Everyone seemed pleased and the meeting was apparently over. Before I left, I reached into my purse and gave him a C******** Farms T-Shirt! I Told him what it said, and he seemed surprised it was for him! I assured him it was, and he thanked me and smiled. I think he was genuinely surprised and pleased. He asked Anya to be sure and say good bye before leaving Kherson City for good. At that we left to go get her belongings.
All of her possessions she chose to keep were packed and ready to go. Most of her the things I had bought her over the past year she gave to her friends. Sasha was the only one with us at the time, so it was a very anti-climatic exit. Although we will return for a party on Sunday, where I'm sure it may be a little sad for Anya.

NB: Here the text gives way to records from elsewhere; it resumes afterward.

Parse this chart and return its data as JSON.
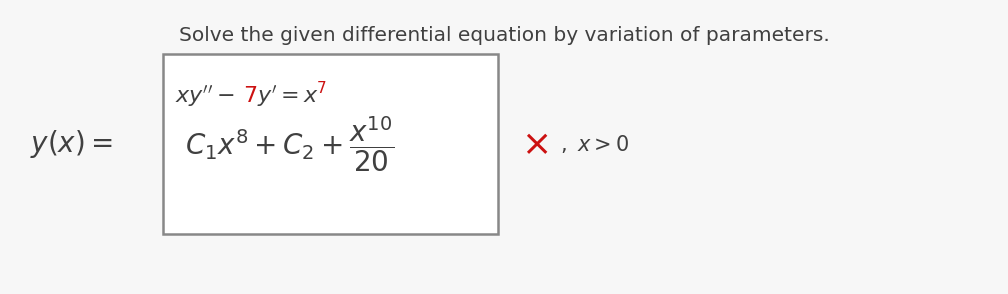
{
  "title": "Solve the given differential equation by variation of parameters.",
  "title_color": "#404040",
  "title_fontsize": 14.5,
  "eq_color": "#404040",
  "red_color": "#cc1111",
  "box_edge_color": "#888888",
  "background_color": "#f7f7f7",
  "white": "#ffffff",
  "text_color": "#404040"
}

|Eating the "big" meal I insisted on|
|Playing on their iPods while waiting for dinner (just like American kids)|
|Outside of Fabrika fighting over the french fries|
Tomorrow we have no plans, but Sasha will meet us at 10am and spend the day with us. Maybe we will go to find the town where Anya's step sister lives. She says it is 55 km away. Her step sister is 11 years old. Anya has not seen her since she entered the orphanage. She has no phone number to call, but knows how to get there, so we will take a chance that 1. they will be there, and 2. her step father will allow her to see her half sister. Either way, I think its worth a shot.
Now I'm going to get off the computer and hang out with my daughter!